SNDBOX

Use the SNDBOX integration to detect and analyze potentially malicious files.

SNDBOX Playbook

  • Detonate File - SNDBOX

Use Cases

  • Sample a file.
  • Get information on an old analysis.

Supported File Types

SNDBOX supports the following file types:

  • Microsoft (2003 and earlier): doc, dot, xls, csv, xlt, xlm, ppt, pot, pps
  • Microsoft (2007 and later): docx, docm, dotx, dotm, dotm, xlsx, xlsm, xltx, xltm, xlsb, xla, xlam, iqy, pptx, pptm, potx, ppsx, xml
  • Other: pe32, rtf, pdf, vbs, vbe, ps1, js, lnk, html, bat

Configure SNDBOX on Demisto

  1. Navigate to Settings > Integrations > Servers & Services .
  2. Search for SNDBOX.
  3. Click Add instance to create and configure a new integration instance.
    • Name : a textual name for the integration instance.
    • Use Public API Key. (By approving SNDBOX public API you are accepting SNDBOX TOS @ https://app.sndbox.com/tos). Public submissions are shared with the community
    • Private API Key
    • Use system proxy settings
    • Trust any certificate (not secure)
    • Max. Polling Time (in seconds):
    • Verbose (show log in case of error)
  4. Click Test to validate the URLs, token, and connection.

Commands

You can execute these commands from the Demisto CLI, as part of an automation, or in a playbook. After you successfully execute a command, a DBot message appears in the War Room with the command details.

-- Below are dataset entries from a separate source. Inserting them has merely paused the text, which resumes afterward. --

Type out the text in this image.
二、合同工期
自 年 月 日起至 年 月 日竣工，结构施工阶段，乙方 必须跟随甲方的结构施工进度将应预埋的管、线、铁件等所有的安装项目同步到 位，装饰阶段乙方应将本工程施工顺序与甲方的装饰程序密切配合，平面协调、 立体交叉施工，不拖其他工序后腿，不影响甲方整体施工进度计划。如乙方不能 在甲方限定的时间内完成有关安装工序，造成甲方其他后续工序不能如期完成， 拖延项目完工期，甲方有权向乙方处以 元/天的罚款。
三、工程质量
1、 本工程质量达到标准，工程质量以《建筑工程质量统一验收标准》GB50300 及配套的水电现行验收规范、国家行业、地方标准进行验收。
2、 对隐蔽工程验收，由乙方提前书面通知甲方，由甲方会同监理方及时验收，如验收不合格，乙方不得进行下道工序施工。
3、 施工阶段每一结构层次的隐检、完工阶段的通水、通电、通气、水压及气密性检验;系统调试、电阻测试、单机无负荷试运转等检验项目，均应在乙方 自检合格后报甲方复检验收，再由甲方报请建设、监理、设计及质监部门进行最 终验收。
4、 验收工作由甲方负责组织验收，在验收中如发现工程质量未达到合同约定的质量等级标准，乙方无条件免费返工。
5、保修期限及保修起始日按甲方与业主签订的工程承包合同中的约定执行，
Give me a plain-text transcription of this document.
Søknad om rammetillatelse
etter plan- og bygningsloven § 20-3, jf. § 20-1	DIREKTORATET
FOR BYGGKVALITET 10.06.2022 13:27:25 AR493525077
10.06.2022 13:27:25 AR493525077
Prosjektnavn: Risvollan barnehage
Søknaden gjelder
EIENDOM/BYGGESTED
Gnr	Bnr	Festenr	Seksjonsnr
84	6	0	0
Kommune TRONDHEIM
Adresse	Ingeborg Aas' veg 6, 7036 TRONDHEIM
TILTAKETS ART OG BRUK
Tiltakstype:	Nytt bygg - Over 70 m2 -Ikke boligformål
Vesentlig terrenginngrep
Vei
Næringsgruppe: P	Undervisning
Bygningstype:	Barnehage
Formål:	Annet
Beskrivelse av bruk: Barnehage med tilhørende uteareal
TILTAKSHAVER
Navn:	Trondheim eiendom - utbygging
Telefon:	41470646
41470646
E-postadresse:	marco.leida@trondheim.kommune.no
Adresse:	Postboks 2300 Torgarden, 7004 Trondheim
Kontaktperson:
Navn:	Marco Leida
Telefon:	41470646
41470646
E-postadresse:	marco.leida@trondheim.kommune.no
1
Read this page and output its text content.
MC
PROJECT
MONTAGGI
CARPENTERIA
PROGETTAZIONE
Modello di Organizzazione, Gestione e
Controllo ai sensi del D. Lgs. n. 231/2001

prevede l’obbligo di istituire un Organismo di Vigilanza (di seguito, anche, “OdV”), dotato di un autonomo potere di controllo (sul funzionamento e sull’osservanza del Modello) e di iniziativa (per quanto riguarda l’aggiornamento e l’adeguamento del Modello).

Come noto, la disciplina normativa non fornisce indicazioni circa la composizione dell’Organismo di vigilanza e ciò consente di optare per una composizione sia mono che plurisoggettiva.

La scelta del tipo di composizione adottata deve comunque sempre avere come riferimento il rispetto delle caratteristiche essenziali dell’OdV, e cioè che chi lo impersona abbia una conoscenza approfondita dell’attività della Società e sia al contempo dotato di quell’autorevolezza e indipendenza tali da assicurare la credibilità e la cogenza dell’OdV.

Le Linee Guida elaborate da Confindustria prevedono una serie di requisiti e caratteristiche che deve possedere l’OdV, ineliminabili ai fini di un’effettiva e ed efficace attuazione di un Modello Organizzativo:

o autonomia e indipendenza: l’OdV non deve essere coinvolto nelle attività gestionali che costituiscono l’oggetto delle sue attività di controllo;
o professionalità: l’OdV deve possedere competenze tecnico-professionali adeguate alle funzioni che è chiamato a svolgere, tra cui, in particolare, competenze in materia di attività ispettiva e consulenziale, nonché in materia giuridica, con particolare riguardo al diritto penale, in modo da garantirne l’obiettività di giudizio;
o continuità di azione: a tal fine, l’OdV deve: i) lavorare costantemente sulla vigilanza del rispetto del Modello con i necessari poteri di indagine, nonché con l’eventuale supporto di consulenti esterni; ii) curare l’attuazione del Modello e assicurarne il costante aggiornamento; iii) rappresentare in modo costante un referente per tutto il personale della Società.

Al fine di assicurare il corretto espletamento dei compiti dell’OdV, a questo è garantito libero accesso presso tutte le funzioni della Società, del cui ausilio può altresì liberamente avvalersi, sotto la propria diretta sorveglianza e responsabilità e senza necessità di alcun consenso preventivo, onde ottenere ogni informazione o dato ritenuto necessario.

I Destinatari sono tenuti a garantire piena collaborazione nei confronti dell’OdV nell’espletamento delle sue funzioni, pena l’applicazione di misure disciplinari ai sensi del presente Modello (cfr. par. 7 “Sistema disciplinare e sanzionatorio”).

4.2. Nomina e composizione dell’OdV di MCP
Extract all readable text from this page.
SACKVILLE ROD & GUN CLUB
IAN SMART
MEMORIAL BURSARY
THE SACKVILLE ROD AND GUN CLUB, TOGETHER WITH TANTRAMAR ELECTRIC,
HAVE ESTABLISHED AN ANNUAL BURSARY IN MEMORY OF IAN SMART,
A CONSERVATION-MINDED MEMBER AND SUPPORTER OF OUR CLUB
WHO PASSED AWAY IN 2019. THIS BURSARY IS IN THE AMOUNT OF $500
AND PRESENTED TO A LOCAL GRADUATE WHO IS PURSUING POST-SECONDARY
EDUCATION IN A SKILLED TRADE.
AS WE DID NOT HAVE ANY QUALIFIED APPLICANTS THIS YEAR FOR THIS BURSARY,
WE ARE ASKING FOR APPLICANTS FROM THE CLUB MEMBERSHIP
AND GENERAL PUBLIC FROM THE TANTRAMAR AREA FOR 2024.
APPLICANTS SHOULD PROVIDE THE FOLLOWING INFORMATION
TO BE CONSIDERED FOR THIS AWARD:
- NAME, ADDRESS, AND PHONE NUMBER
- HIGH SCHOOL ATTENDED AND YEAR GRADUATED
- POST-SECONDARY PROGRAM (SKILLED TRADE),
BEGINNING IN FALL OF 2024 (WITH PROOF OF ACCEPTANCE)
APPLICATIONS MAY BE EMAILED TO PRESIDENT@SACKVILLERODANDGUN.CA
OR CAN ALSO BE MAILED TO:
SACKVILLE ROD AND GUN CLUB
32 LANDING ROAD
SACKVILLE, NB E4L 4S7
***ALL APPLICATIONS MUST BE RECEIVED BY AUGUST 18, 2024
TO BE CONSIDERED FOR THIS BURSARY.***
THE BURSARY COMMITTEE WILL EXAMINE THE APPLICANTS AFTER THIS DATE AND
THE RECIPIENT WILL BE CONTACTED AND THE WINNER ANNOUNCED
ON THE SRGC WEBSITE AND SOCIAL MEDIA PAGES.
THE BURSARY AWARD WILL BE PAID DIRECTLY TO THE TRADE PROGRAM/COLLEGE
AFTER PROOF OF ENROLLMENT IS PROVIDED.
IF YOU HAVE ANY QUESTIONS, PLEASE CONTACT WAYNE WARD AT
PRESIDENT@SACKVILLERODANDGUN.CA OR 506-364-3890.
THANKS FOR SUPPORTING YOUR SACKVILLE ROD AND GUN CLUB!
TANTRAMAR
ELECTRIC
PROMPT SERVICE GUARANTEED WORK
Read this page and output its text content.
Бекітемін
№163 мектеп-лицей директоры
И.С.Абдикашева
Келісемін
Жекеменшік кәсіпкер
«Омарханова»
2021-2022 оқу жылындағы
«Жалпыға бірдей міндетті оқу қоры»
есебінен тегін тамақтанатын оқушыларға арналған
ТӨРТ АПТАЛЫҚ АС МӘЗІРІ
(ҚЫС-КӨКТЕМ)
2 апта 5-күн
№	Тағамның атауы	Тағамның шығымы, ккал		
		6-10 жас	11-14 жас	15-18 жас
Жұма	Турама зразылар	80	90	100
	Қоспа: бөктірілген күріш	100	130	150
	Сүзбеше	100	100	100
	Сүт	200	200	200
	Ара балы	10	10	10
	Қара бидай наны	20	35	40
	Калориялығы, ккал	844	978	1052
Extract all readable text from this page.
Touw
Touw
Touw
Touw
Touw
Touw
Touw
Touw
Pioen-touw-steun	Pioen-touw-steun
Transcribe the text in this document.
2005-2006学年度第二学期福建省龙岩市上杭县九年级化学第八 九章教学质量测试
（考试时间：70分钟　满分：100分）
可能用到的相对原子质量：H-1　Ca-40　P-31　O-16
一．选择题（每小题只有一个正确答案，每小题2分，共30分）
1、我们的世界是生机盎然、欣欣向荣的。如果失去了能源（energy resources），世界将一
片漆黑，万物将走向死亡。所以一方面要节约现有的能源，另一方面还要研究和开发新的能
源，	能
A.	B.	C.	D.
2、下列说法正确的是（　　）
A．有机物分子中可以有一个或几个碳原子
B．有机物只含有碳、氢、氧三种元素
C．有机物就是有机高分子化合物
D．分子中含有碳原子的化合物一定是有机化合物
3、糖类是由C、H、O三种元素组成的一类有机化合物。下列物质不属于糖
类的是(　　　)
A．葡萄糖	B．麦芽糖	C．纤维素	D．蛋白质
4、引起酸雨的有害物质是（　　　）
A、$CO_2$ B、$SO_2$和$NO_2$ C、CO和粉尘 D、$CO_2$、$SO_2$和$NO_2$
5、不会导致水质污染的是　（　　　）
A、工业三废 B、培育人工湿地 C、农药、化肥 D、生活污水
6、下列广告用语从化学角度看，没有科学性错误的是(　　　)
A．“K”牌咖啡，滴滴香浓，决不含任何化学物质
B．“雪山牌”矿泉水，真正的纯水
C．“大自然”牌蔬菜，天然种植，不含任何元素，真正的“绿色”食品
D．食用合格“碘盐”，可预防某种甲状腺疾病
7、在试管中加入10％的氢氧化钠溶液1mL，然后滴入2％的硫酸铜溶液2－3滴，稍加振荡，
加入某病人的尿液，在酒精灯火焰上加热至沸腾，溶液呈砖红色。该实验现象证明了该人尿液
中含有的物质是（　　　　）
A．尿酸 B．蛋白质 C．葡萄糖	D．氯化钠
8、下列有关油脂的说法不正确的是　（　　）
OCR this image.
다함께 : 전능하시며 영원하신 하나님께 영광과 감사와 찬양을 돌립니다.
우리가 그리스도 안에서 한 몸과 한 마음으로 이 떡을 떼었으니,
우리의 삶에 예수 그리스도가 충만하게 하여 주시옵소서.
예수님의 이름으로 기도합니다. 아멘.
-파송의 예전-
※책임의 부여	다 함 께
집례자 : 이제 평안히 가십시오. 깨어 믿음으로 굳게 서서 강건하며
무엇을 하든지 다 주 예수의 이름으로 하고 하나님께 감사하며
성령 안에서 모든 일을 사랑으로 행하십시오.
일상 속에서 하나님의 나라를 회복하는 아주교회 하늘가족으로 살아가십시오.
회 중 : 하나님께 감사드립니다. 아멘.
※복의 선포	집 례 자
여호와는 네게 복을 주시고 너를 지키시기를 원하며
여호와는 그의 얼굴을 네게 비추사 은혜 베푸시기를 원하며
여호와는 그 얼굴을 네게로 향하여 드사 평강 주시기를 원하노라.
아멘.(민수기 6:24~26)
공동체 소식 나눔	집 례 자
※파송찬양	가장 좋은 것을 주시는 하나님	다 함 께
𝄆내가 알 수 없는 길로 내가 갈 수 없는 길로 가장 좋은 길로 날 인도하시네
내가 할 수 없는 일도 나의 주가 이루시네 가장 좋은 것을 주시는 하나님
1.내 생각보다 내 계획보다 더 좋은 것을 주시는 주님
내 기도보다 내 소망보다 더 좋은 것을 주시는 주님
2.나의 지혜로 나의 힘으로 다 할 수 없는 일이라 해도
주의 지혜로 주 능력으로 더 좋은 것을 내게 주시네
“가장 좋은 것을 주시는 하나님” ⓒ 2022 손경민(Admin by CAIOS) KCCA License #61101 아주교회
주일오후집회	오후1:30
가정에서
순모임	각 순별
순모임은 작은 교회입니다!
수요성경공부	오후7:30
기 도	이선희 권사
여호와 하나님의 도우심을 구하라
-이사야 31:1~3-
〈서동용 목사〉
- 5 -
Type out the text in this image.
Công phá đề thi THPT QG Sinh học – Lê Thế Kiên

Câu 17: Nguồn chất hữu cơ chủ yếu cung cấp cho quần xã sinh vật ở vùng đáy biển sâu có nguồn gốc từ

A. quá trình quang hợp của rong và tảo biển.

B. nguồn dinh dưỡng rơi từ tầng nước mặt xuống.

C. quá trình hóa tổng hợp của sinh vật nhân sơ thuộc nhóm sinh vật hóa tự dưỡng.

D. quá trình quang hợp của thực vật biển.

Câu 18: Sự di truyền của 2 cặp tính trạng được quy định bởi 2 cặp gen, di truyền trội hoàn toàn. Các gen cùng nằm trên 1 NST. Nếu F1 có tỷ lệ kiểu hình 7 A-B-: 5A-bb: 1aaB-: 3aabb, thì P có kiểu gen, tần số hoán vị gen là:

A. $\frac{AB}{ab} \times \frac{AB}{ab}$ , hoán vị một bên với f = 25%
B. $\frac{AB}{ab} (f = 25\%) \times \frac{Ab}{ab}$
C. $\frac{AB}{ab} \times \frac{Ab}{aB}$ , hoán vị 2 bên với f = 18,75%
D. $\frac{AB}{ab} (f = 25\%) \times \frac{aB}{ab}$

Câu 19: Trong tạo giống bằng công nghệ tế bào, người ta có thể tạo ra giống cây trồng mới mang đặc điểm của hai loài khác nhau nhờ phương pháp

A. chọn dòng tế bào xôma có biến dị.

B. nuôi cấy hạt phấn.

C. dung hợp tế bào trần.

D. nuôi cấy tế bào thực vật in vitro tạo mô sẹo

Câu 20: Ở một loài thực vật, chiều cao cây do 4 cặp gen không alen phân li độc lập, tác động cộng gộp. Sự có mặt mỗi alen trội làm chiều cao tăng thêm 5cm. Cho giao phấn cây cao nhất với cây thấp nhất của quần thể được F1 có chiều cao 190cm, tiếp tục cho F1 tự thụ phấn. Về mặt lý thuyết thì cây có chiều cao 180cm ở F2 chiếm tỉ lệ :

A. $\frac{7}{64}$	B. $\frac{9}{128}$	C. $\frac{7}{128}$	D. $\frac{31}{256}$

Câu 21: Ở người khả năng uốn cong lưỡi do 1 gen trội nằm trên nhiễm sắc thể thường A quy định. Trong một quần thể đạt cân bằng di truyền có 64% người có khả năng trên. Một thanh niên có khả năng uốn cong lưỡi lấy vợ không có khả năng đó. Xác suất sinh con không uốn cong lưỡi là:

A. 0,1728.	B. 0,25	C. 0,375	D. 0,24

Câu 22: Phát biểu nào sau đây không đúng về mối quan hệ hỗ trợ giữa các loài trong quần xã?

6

  1. Check SNDBOX status: sndbox-is-online
  2. Get information for an analysis: sndbox-analysis-info
  3. Submit a sample for analysis: sndbox-analysis-submit-sample
  4. Download a report resource: sndbox-download-report
  5. (Deprecated) Detonate a report: sndbox-detonate-file
  6. Download a file sample of an analysis: sndbox-download-sample

1. Check SNDBOX status


Checks if SNDBOX is online or in maintenance mode.

Base Command

sndbox-is-online

Input

There is no input for this command.

Context Output

There is no context output for this command.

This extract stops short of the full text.